The Holidays are over and so is the temporary reunion with my college freshman. What a joy to have him in the nest, to greet first thing in the morning at noon when he awakens and to see little love notes in the form of Taco Bell wrappers regurgitated from our dogs. I am struck now as I mail off the forgotten items today how similar my 231-month-old is to his former 12-month-old self.
1. First: Food
His palette is ever-changing. Remember how she wolfed down carrots and got an orange nose one day and hated tubers the next? This scenario repeats itself 18 years later after you spent $200 on food craved a mere semester ago. Cue whispers of overheard cell phone comments like, “Yea, there’s nothing to eat in the house.” This Summer I’ll just buy $3,000 in Whataburger Cards. Family food selectors are left to read the non-verbal indicators such as rotting bananas and a half-eaten dunkin’ stick left for dead in the pantry. Look sharp because gnawed-on treats in cellophane sleeping bags are the only clue comin’ your way, Little Debbie.
2. Second: Shared Space
Surprise!!! Your house is no longer your own. I remember wondering how my home became a yard sale of Little Tykes molded plastic gardens and work benches. Overnight. Now the living room is all “Call of Duty” couch-compounds and ghosts of Mountain Dew benders past. So, besides extra trips to the grocery and that little commitment called your job, you have to keep the house photo-ready so your kid’s Snapchat background doesn’t look like Syria. Sure, it has been liberating cleaning house in a jog bra and fat pants since August but, trust me, you’ll want to cover up lest your girthy mid-section headline in her own hellish Snap Chat Story.
3. Bad ideas are still contagious.
Even before little ones verbally communicate, you know that two unsupervised toddlers together spell trouble. Just a few:
“Let’s climb the refrigerator!”
“Let’s play beauty shop with real scissors”
“The fish wanted to live in the potty”
Now that young adults are eh hemm..self-supervising, it goes something like this: (and oh so very much worse)
“I bet you can’t jump that refrigerator”
“I cut hair all the time!”
“This is a crazy You Tube- Goldie’s new bowl”
4. And most of all: They still require prayer
I remember praying constantly for my two. Jack’s delivery was too quick to squeeze the fluid from his lungs so he began life in the NICU. Once home, sister tried to feed him a cookie.
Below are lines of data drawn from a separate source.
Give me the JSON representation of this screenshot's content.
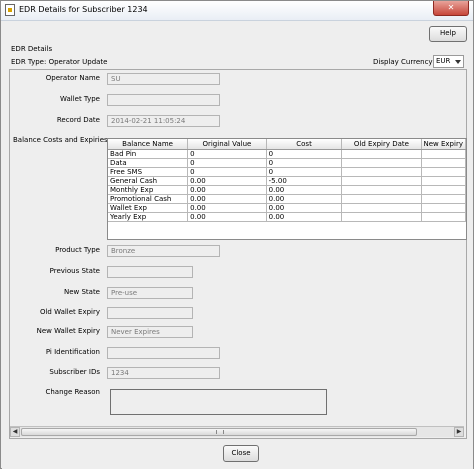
{
  "window": {
    "title": "EDR Details for Subscriber 1234",
    "close_glyph": "✕"
  },
  "toolbar": {
    "help_label": "Help"
  },
  "header": {
    "section_title": "EDR Details",
    "edr_type": "EDR Type: Operator Update",
    "currency_label": "Display Currency",
    "currency_value": "EUR"
  },
  "fields": {
    "operator_name": {
      "label": "Operator Name",
      "value": "SU"
    },
    "wallet_type": {
      "label": "Wallet Type",
      "value": ""
    },
    "record_date": {
      "label": "Record Date",
      "value": "2014-02-21 11:05:24"
    },
    "product_type": {
      "label": "Product Type",
      "value": "Bronze"
    },
    "previous_state": {
      "label": "Previous State",
      "value": ""
    },
    "new_state": {
      "label": "New State",
      "value": "Pre-use"
    },
    "old_wallet_expiry": {
      "label": "Old Wallet Expiry",
      "value": ""
    },
    "new_wallet_expiry": {
      "label": "New Wallet Expiry",
      "value": "Never Expires"
    },
    "pi_identification": {
      "label": "Pi Identification",
      "value": ""
    },
    "subscriber_ids": {
      "label": "Subscriber IDs",
      "value": "1234"
    },
    "change_reason": {
      "label": "Change Reason",
      "value": ""
    }
  },
  "balances": {
    "title": "Balance Costs and Expiries",
    "columns": [
      "Balance Name",
      "Original Value",
      "Cost",
      "Old Expiry Date",
      "New Expiry"
    ],
    "rows": [
      [
        "Bad Pin",
        "0",
        "0",
        "",
        ""
      ],
      [
        "Data",
        "0",
        "0",
        "",
        ""
      ],
      [
        "Free SMS",
        "0",
        "0",
        "",
        ""
      ],
      [
        "General Cash",
        "0.00",
        "-5.00",
        "",
        ""
      ],
      [
        "Monthly Exp",
        "0.00",
        "0.00",
        "",
        ""
      ],
      [
        "Promotional Cash",
        "0.00",
        "0.00",
        "",
        ""
      ],
      [
        "Wallet Exp",
        "0.00",
        "0.00",
        "",
        ""
      ],
      [
        "Yearly Exp",
        "0.00",
        "0.00",
        "",
        ""
      ]
    ]
  },
  "scrollbar": {
    "left_arrow": "◀",
    "right_arrow": "▶"
  },
  "footer": {
    "close_label": "Close"
  }
}
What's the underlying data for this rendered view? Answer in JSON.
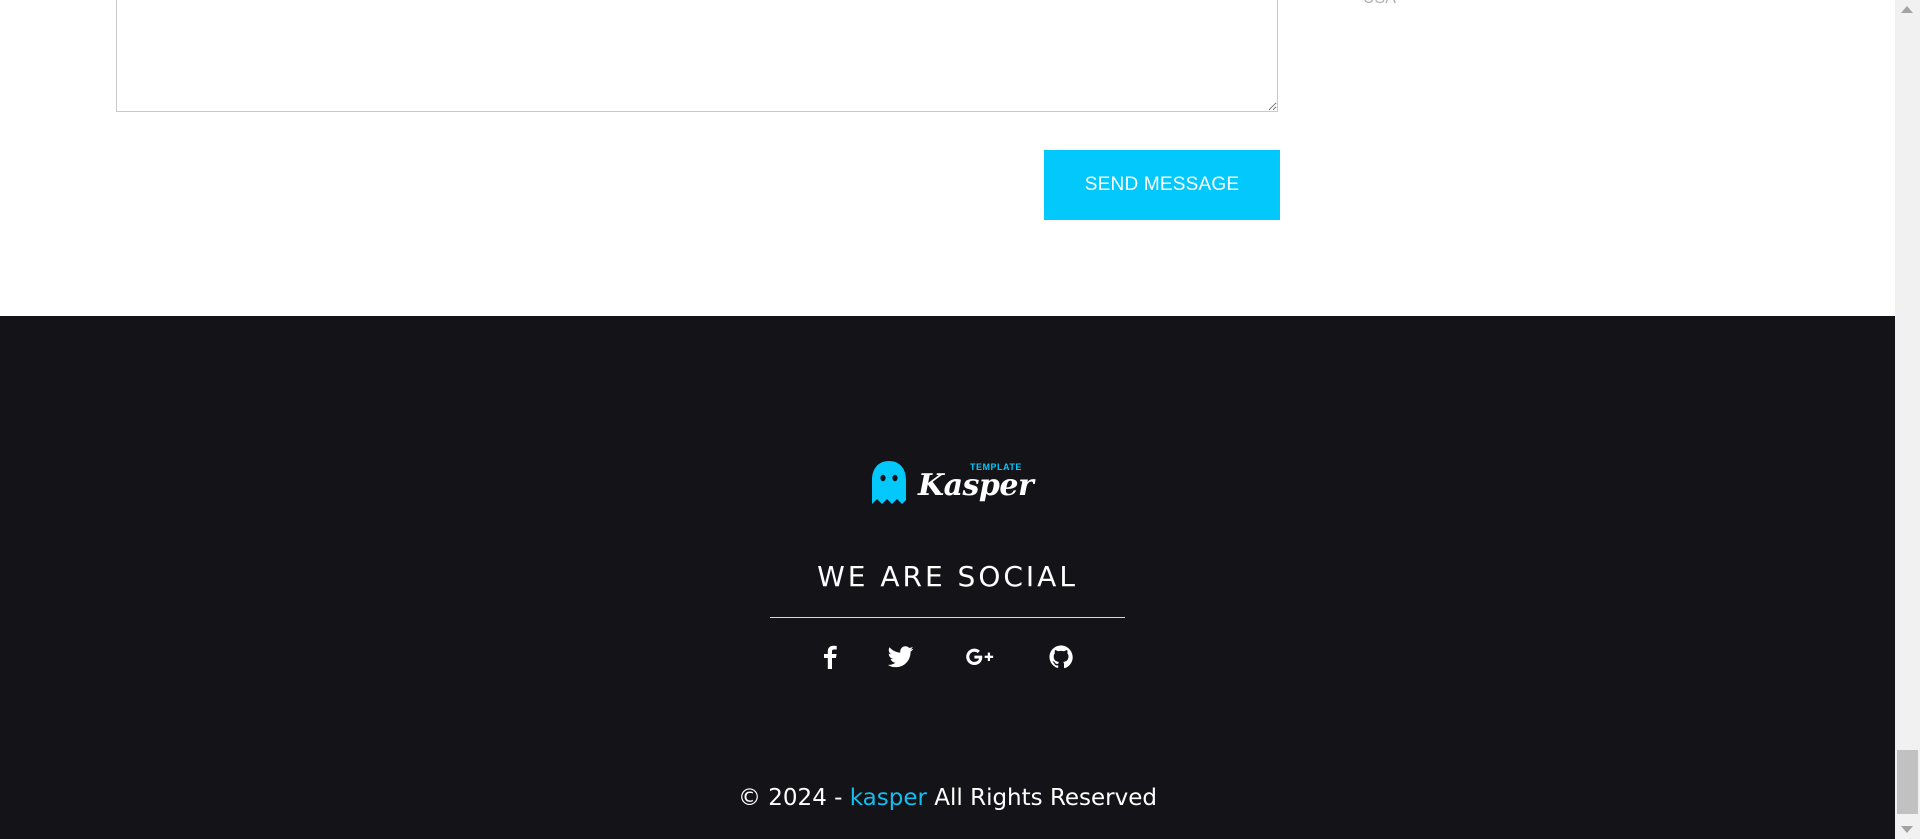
{
  "contact": {
    "message_value": "",
    "info_text": "USA",
    "send_label": "SEND MESSAGE"
  },
  "footer": {
    "logo": {
      "word": "Kasper",
      "tag": "TEMPLATE"
    },
    "social_title": "WE ARE SOCIAL",
    "social_icons": [
      "facebook-icon",
      "twitter-icon",
      "google-plus-icon",
      "github-icon"
    ],
    "copyright": {
      "prefix": "© 2024 - ",
      "brand": "kasper",
      "suffix": " All Rights Reserved"
    }
  },
  "colors": {
    "accent": "#03c8fb",
    "footer_bg": "#141318",
    "page_bg": "#ffffff"
  }
}
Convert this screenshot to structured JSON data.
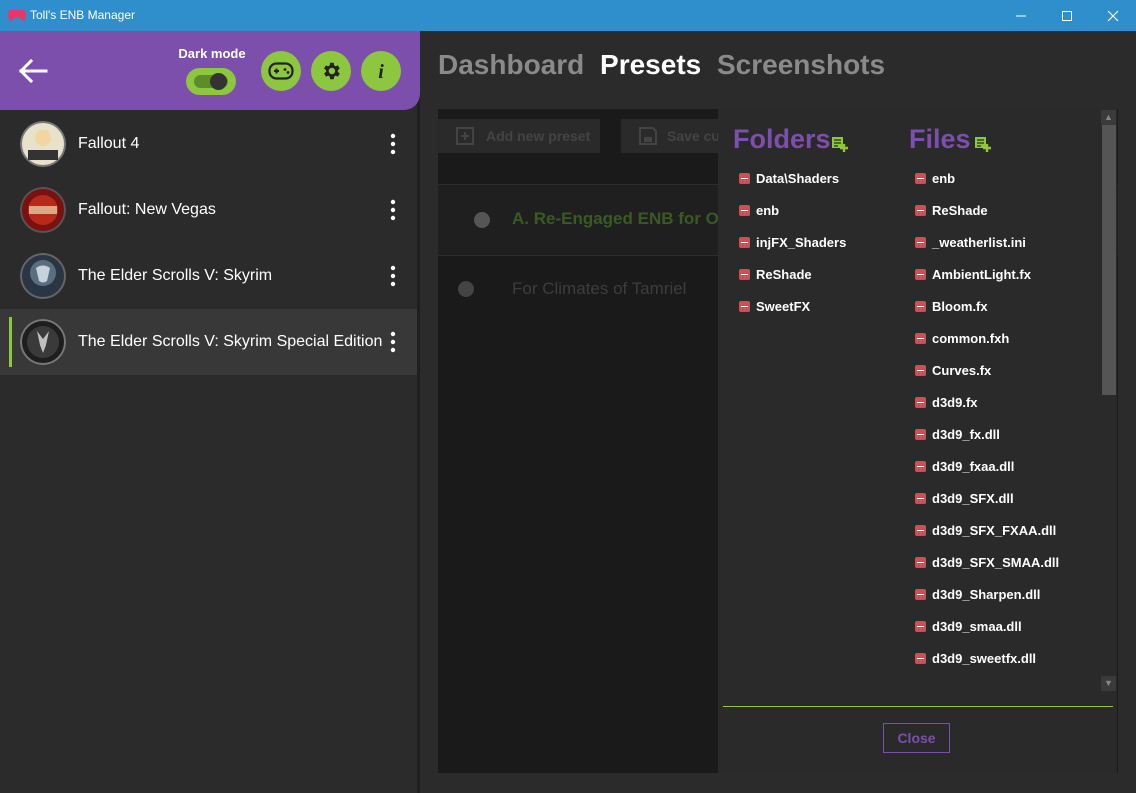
{
  "window": {
    "title": "Toll's ENB Manager",
    "accent": "#2e8fcc"
  },
  "sidebar": {
    "dark_mode_label": "Dark mode",
    "dark_mode_on": true,
    "header_color": "#7c4fad",
    "button_color": "#8dc63f",
    "buttons": [
      "gamepad-icon",
      "gear-icon",
      "info-icon"
    ],
    "games": [
      {
        "name": "Fallout 4",
        "icon": "fallout4-icon",
        "selected": false
      },
      {
        "name": "Fallout: New Vegas",
        "icon": "fallout-new-vegas-icon",
        "selected": false
      },
      {
        "name": "The Elder Scrolls V: Skyrim",
        "icon": "skyrim-icon",
        "selected": false
      },
      {
        "name": "The Elder Scrolls V: Skyrim Special Edition",
        "icon": "skyrim-se-icon",
        "selected": true
      }
    ]
  },
  "main": {
    "tabs": [
      {
        "label": "Dashboard",
        "active": false
      },
      {
        "label": "Presets",
        "active": true
      },
      {
        "label": "Screenshots",
        "active": false
      }
    ],
    "toolbar": {
      "add_label": "Add new preset",
      "save_label": "Save cu"
    },
    "presets": [
      {
        "title": "A. Re-Engaged ENB for Ol"
      },
      {
        "title": "For Climates of Tamriel"
      }
    ]
  },
  "dialog": {
    "folders_title": "Folders",
    "files_title": "Files",
    "folders": [
      "Data\\Shaders",
      "enb",
      "injFX_Shaders",
      "ReShade",
      "SweetFX"
    ],
    "files": [
      "enb",
      "ReShade",
      "_weatherlist.ini",
      "AmbientLight.fx",
      "Bloom.fx",
      "common.fxh",
      "Curves.fx",
      "d3d9.fx",
      "d3d9_fx.dll",
      "d3d9_fxaa.dll",
      "d3d9_SFX.dll",
      "d3d9_SFX_FXAA.dll",
      "d3d9_SFX_SMAA.dll",
      "d3d9_Sharpen.dll",
      "d3d9_smaa.dll",
      "d3d9_sweetfx.dll"
    ],
    "close_label": "Close"
  }
}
Then in a few weeks he was hospitalized for RSV. Those were super fun prayer prompters.
I prayed so earnestly for my children before they were born and certainly after. Even now my favorite time of the day remains the wee hours of the morning when I meditate on God’s Word. I love to just breathe, be and pray-lax in His love.
I pray for his continued work ethic and personal safety. Of course I still pray that he will “Make good decisions!” As I used to yell as he walked down the driveway and took off into his 2002 Ford F-250.
I am incredibly grateful that a college education was important to my parents and that they found a way through hard work and sacrifice to send the three of us away to school. It proved a key season for becoming my grown-up self. What a uniquely precious experience of going away and becoming your own person by making all those decisions- good and bad- yourself.
It was a blast to have Jack home and scream-sing certain original ear worms which John has forbidden. (deleted Zimbabwe praise song, you know who you are.) I even watched my son play video games just to hang out. What a blessed few weeks for him to check in, recalibrate and remember why home is such a safe place to fall. As exciting as the launch is, it certainly is nice when they return home. If only for a visit.